The name and description are the entire discoverability surface — the model can't use a tool it can't find.
Before a tool is ever called correctly it has to be selected correctly, and selection happens purely on the name, the description, and whatever examples sit in the schema, read against every other tool competing for the same slot. A perfectly engineered tool with a vague name is invisible; a precise name and a description that says exactly when to reach for it is the difference between an agent that finds the right capability and one that flails. This essay is about the discovery surface and the too-many-tools problem that is degrading it across the ecosystem.
Tool selection is a retrieval problem the model solves from text alone.
Faced with a task and a list of tools, the model is doing retrieval: matching intent against descriptions. It has no telemetry, no usage stats, no ability to "try one and see" cheaply — it picks from the words. That means the name and description are not metadata, they are the index. If two tools' descriptions are near-synonyms, the model will confuse them; if a description says what the tool does but never when to use it, the model can't tell whether this task is the one. Write descriptions to disambiguate against the rest of the list, not in isolation.
The name carries most of the selection signal — spend it well.
Names are read first and weighted heaviest. A good tool name states the action and the object and is distinct from its neighbors: refund_order beats process; search_customers beats lookup. When a system has many tools, namespacing by service and resource is the single most effective disambiguator — Anthropic's guidance explicitly recommends prefixes like asana_search vs jira_search, and asana_projects_search vs asana_users_search, because the shared prefix tells the model which family it is in before it even reads the description.
# Unnamespaced: model confuses which 'search' is which search(q) lookup(q) find(q) query(q) # Namespaced by service + resource: selection is obvious asana_projects_search(q) asana_users_search(q) jira_issues_search(q)
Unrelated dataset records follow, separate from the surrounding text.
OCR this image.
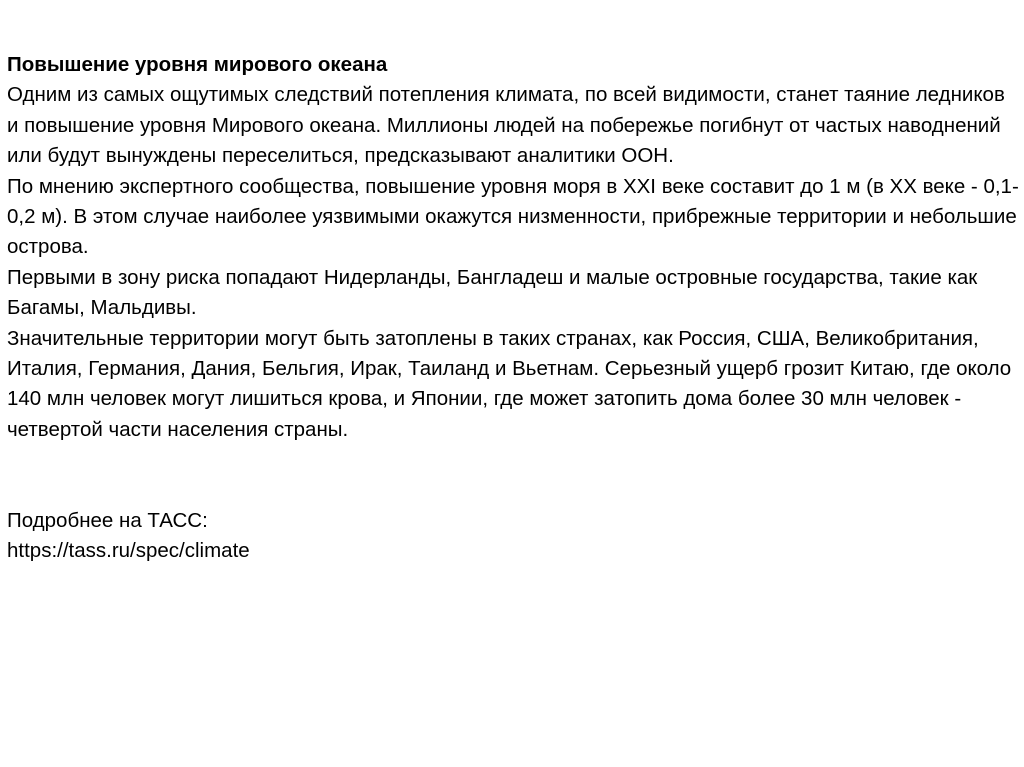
Повышение уровня мирового океана

Одним из самых ощутимых следствий потепления климата, по всей видимости, станет таяние ледников и повышение уровня Мирового океана. Миллионы людей на побережье погибнут от частых наводнений или будут вынуждены переселиться, предсказывают аналитики ООН.

По мнению экспертного сообщества, повышение уровня моря в XXI веке составит до 1 м (в XX веке - 0,1-0,2 м). В этом случае наиболее уязвимыми окажутся низменности, прибрежные территории и небольшие острова.

Первыми в зону риска попадают Нидерланды, Бангладеш и малые островные государства, такие как Багамы, Мальдивы.

Значительные территории могут быть затоплены в таких странах, как Россия, США, Великобритания, Италия, Германия, Дания, Бельгия, Ирак, Таиланд и Вьетнам. Серьезный ущерб грозит Китаю, где около 140 млн человек могут лишиться крова, и Японии, где может затопить дома более 30 млн человек - четвертой части населения страны.

Подробнее на ТАСС:

https://tass.ru/spec/climate
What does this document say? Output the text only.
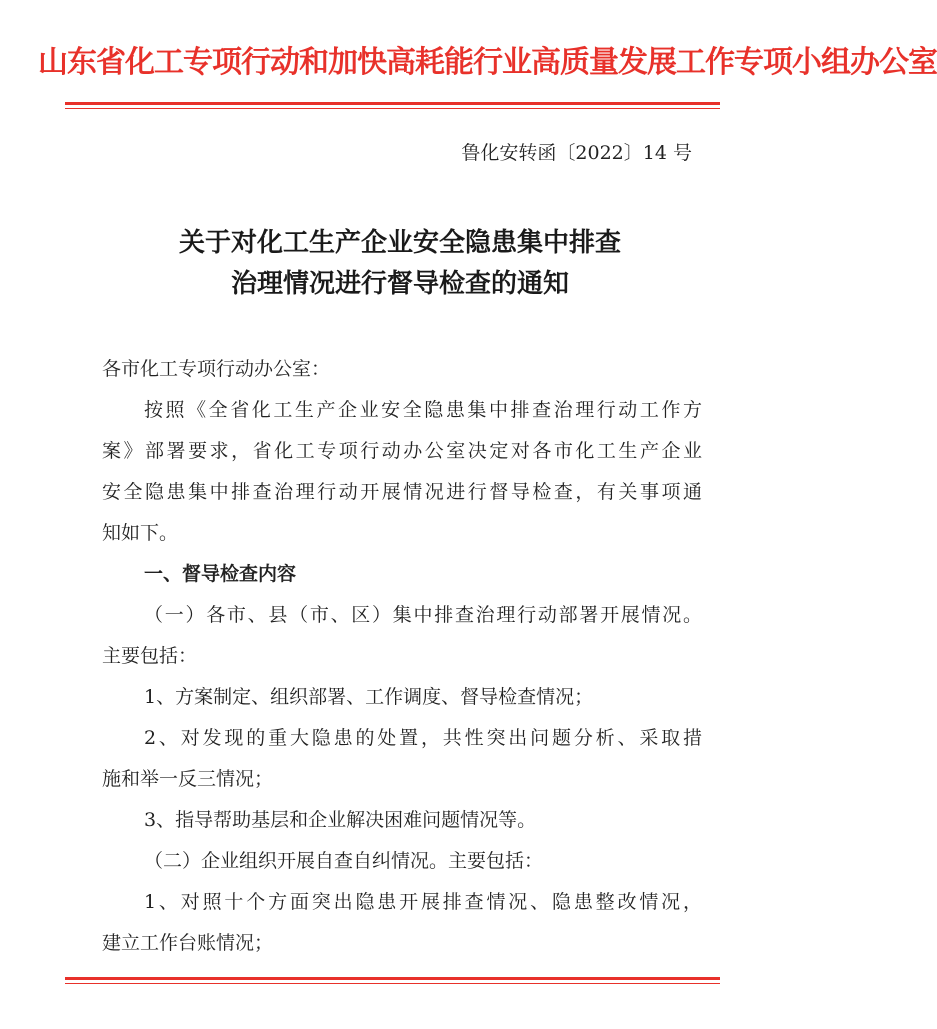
山东省化工专项行动和加快高耗能行业高质量发展工作专项小组办公室
鲁化安转函〔2022〕14 号
关于对化工生产企业安全隐患集中排查
治理情况进行督导检查的通知
各市化工专项行动办公室：
按照《全省化工生产企业安全隐患集中排查治理行动工作方
案》部署要求，省化工专项行动办公室决定对各市化工生产企业
安全隐患集中排查治理行动开展情况进行督导检查，有关事项通
知如下。
一、督导检查内容
（一）各市、县（市、区）集中排查治理行动部署开展情况。
主要包括：
1、方案制定、组织部署、工作调度、督导检查情况；
2、对发现的重大隐患的处置，共性突出问题分析、采取措
施和举一反三情况；
3、指导帮助基层和企业解决困难问题情况等。
（二）企业组织开展自查自纠情况。主要包括：
1、对照十个方面突出隐患开展排查情况、隐患整改情况，
建立工作台账情况；
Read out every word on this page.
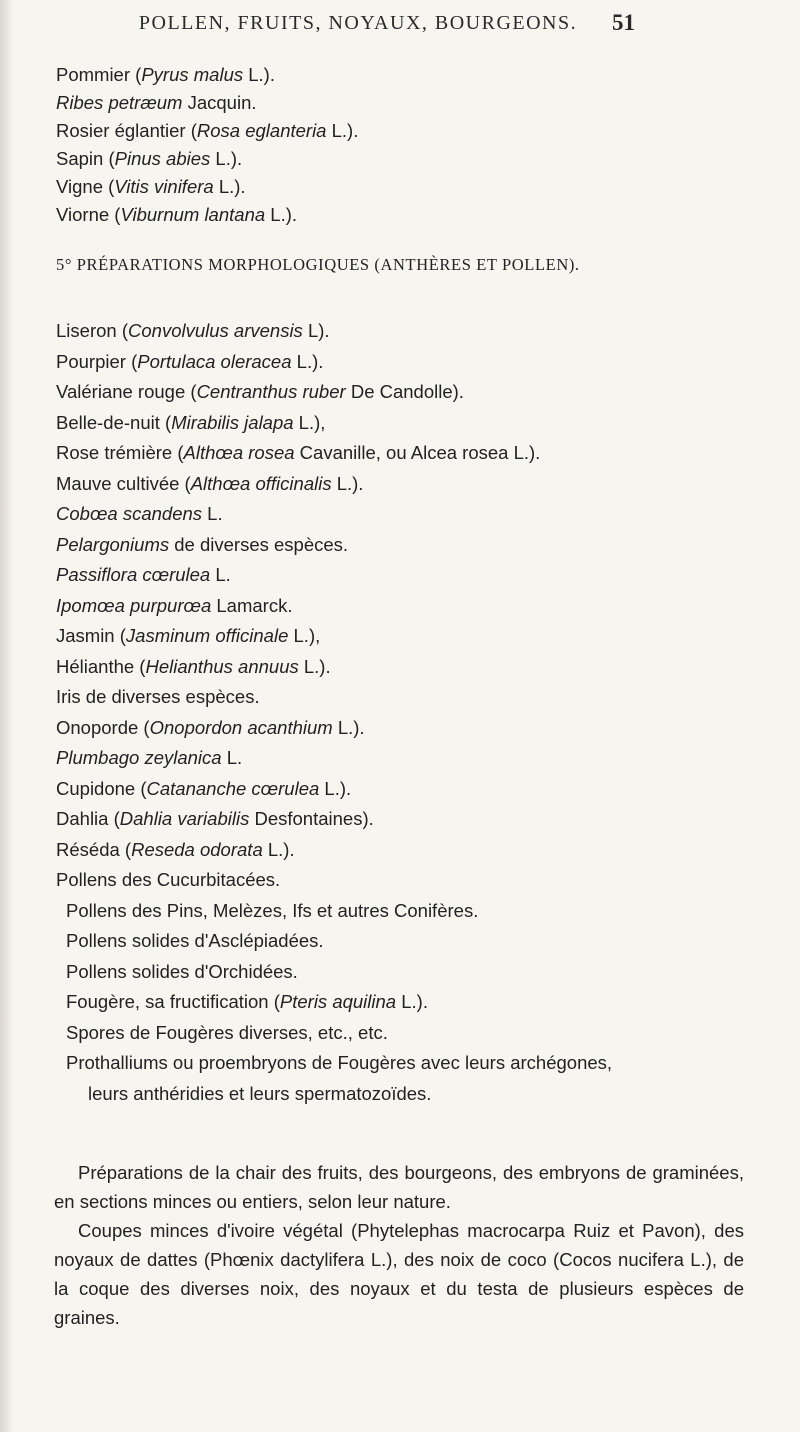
POLLEN, FRUITS, NOYAUX, BOURGEONS.	51
Pommier (Pyrus malus L.).
Ribes petræum Jacquin.
Rosier églantier (Rosa eglanteria L.).
Sapin (Pinus abies L.).
Vigne (Vitis vinifera L.).
Viorne (Viburnum lantana L.).
5° PRÉPARATIONS MORPHOLOGIQUES (ANTHÈRES ET POLLEN).
Liseron (Convolvulus arvensis L).
Pourpier (Portulaca oleracea L.).
Valériane rouge (Centranthus ruber De Candolle).
Belle-de-nuit (Mirabilis jalapa L.),
Rose trémière (Althœa rosea Cavanille, ou Alcea rosea L.).
Mauve cultivée (Althœa officinalis L.).
Cobœa scandens L.
Pelargoniums de diverses espèces.
Passiflora cœrulea L.
Ipomœa purpurœa Lamarck.
Jasmin (Jasminum officinale L.),
Hélianthe (Helianthus annuus L.).
Iris de diverses espèces.
Onoporde (Onopordon acanthium L.).
Plumbago zeylanica L.
Cupidone (Catananche cœrulea L.).
Dahlia (Dahlia variabilis Desfontaines).
Réséda (Reseda odorata L.).
Pollens des Cucurbitacées.
Pollens des Pins, Melèzes, Ifs et autres Conifères.
Pollens solides d'Asclépiadées.
Pollens solides d'Orchidées.
Fougère, sa fructification (Pteris aquilina L.).
Spores de Fougères diverses, etc., etc.
Prothalliums ou proembryons de Fougères avec leurs archégones,
leurs anthéridies et leurs spermatozoïdes.
Préparations de la chair des fruits, des bourgeons, des embryons de graminées, en sections minces ou entiers, selon leur nature.
Coupes minces d'ivoire végétal (Phytelephas macrocarpa Ruiz et Pavon), des noyaux de dattes (Phœnix dactylifera L.), des noix de coco (Cocos nucifera L.), de la coque des diverses noix, des noyaux et du testa de plusieurs espèces de graines.
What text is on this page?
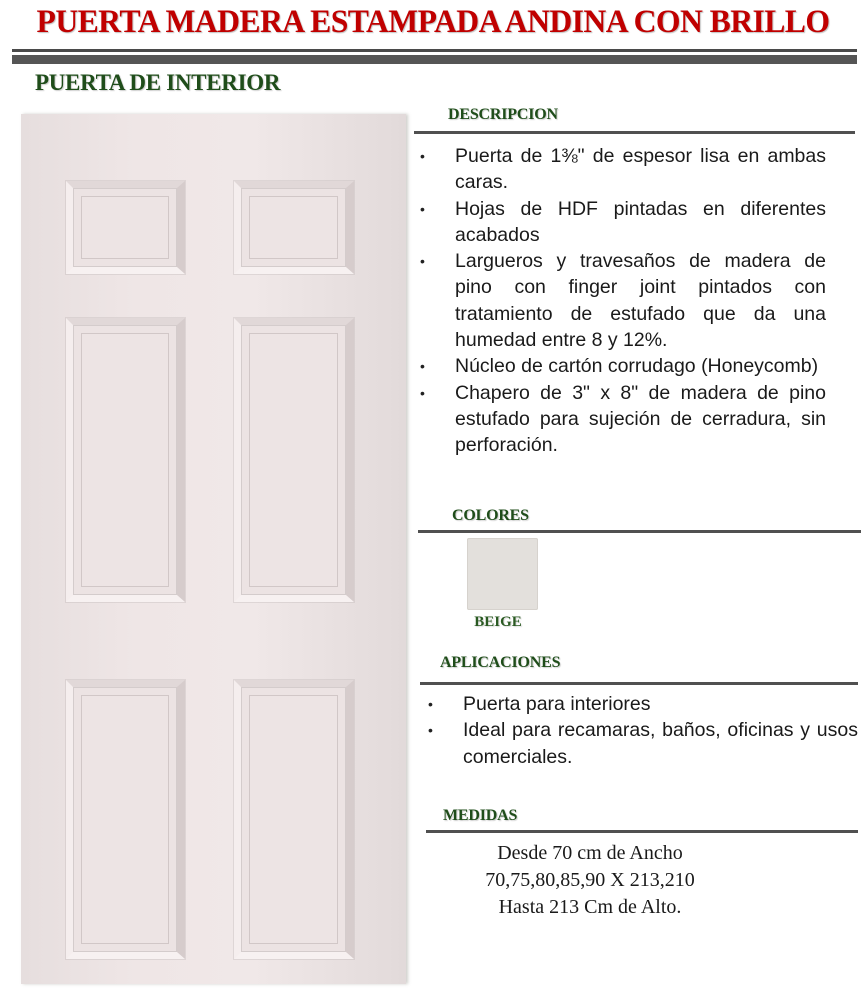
PUERTA MADERA ESTAMPADA ANDINA CON BRILLO
PUERTA DE INTERIOR
DESCRIPCION
• Puerta de 1⅜" de espesor lisa en ambas caras.
• Hojas de HDF pintadas en diferentes acabados
• Largueros y travesaños de madera de pino con finger joint pintados con tratamiento de estufado que da una humedad entre 8 y 12%.
• Núcleo de cartón corrudago (Honeycomb)
• Chapero de 3" x 8" de madera de pino estufado para sujeción de cerradura, sin perforación.
COLORES
BEIGE
APLICACIONES
• Puerta para interiores
• Ideal para recamaras, baños, oficinas y usos comerciales.
MEDIDAS
Desde 70 cm de Ancho
70,75,80,85,90 X 213,210
Hasta 213 Cm de Alto.
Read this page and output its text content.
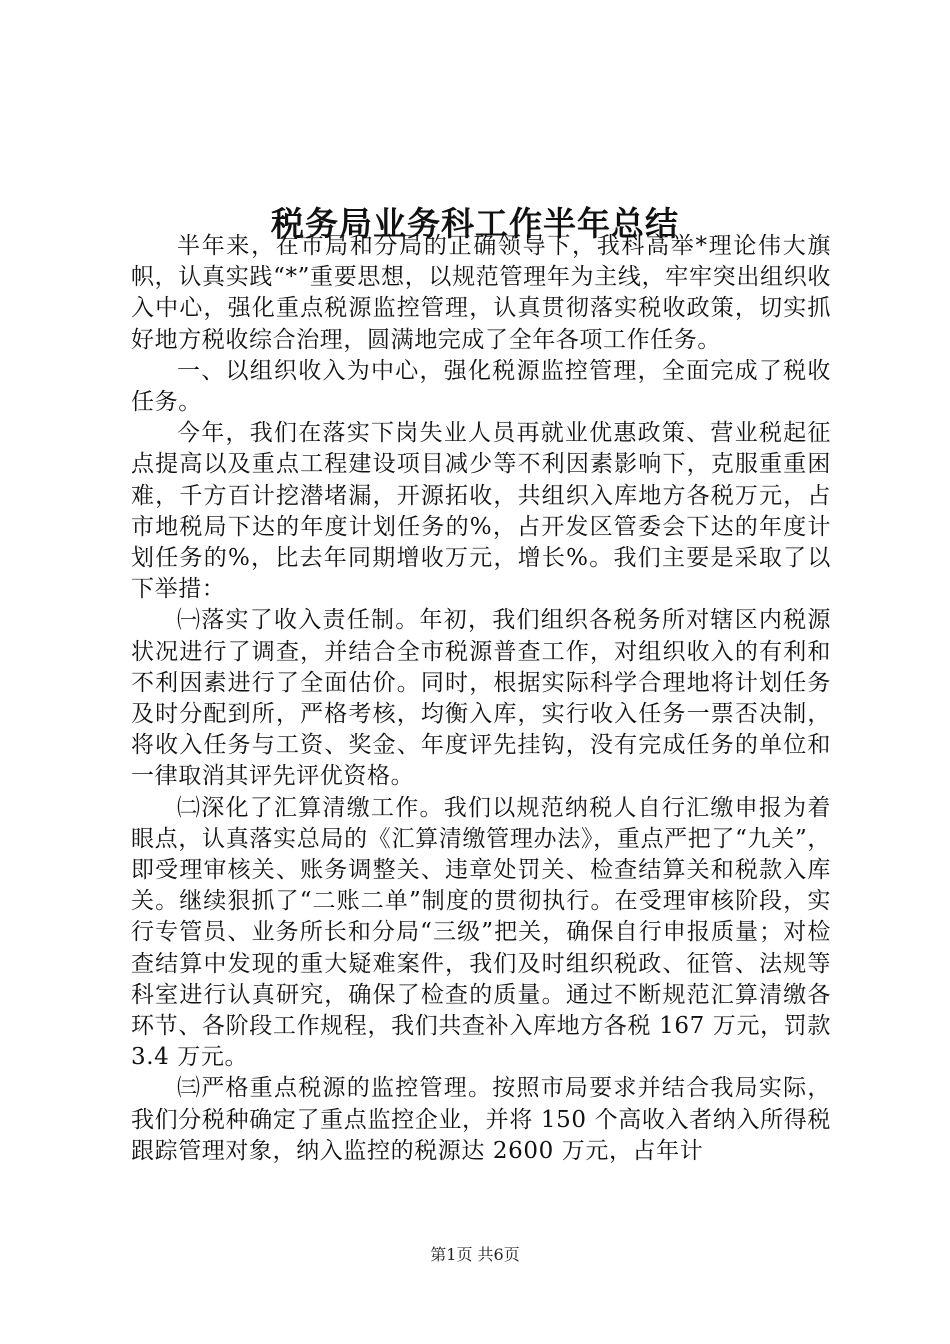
税务局业务科工作半年总结

半年来，在市局和分局的正确领导下，我科高举*理论伟大旗帜，认真实践“*”重要思想，以规范管理年为主线，牢牢突出组织收入中心，强化重点税源监控管理，认真贯彻落实税收政策，切实抓好地方税收综合治理，圆满地完成了全年各项工作任务。

一、以组织收入为中心，强化税源监控管理，全面完成了税收任务。

今年，我们在落实下岗失业人员再就业优惠政策、营业税起征点提高以及重点工程建设项目减少等不利因素影响下，克服重重困难，千方百计挖潜堵漏，开源拓收，共组织入库地方各税万元，占市地税局下达的年度计划任务的%，占开发区管委会下达的年度计划任务的%，比去年同期增收万元，增长%。我们主要是采取了以下举措：

㈠落实了收入责任制。年初，我们组织各税务所对辖区内税源状况进行了调查，并结合全市税源普查工作，对组织收入的有利和不利因素进行了全面估价。同时，根据实际科学合理地将计划任务及时分配到所，严格考核，均衡入库，实行收入任务一票否决制，将收入任务与工资、奖金、年度评先挂钩，没有完成任务的单位和一律取消其评先评优资格。

㈡深化了汇算清缴工作。我们以规范纳税人自行汇缴申报为着眼点，认真落实总局的《汇算清缴管理办法》，重点严把了“九关”，即受理审核关、账务调整关、违章处罚关、检查结算关和税款入库关。继续狠抓了“二账二单”制度的贯彻执行。在受理审核阶段，实行专管员、业务所长和分局“三级”把关，确保自行申报质量；对检查结算中发现的重大疑难案件，我们及时组织税政、征管、法规等科室进行认真研究，确保了检查的质量。通过不断规范汇算清缴各环节、各阶段工作规程，我们共查补入库地方各税 167 万元，罚款 3.4 万元。

㈢严格重点税源的监控管理。按照市局要求并结合我局实际，我们分税种确定了重点监控企业，并将 150 个高收入者纳入所得税跟踪管理对象，纳入监控的税源达 2600 万元，占年计

第1页 共6页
A description must say when to use it AND when not to.
The most common description defect is stating the capability and stopping. The model needs the boundary: "Use this to refund a completed order. Do not use for cancelling an order that has not shipped — use cancel_order for that." The negative half is what prevents the confident-wrong selection. A description that only says what it does is a tool that gets called in adjacent situations it was never meant for.
Add one "use this when… not when…" sentence to every tool whose neighbor could plausibly be confused with it. This single sentence does more for selection accuracy than any amount of detail about the tool's internals.
One concrete example outperforms a paragraph of prose.
Models pattern-match. A worked invocation in the description — "Example: to refund order 8f3a for a defect, call with order_id="order_8f3a", reason="defective"" — does more to produce correct calls than three sentences explaining the arguments abstractly, because it shows the shape instead of describing it. Examples are also where you encode the non-obvious: the units, the ID format, the one combination that is the common case. Spend the description budget on the example before the explanation.
Too many tools destroys discoverability — this is now measured, not theorized.
Every tool's description sits in the context window competing for selection, so the discovery surface degrades with size. The 2025–2026 evidence is concrete: correct-tool-selection accuracy measured falling from ~95% with a focused set to ~71% with a full GitHub MCP server loaded, and a standard MCP stack eating 20%+ of context before work begins. The fixes that worked were curation and loading discipline: GitHub Copilot from 40 tools to 13, Block from 30+ to 2, and Anthropic's late-2025 deferred tool loading so the model discovers tools on demand instead of carrying all of them. Discoverability is inversely related to inventory.
Adding a tool to "help the model" past roughly a dozen often hurts every selection, including for tasks unrelated to the new tool, because it dilutes the index and burns the context every call reads. More tools is a discoverability cost, not a free capability gain.
When polishing docs is not the bottleneck.
Description quality has a ceiling: no wording rescues a tool whose shape is wrong (K1–K3) or whose presence shouldn't be in the list at all (K2). If the agent keeps mis-selecting after the description clearly states when and when-not, the problem is too many overlapping tools or a bad granularity boundary — fix the inventory, not the prose.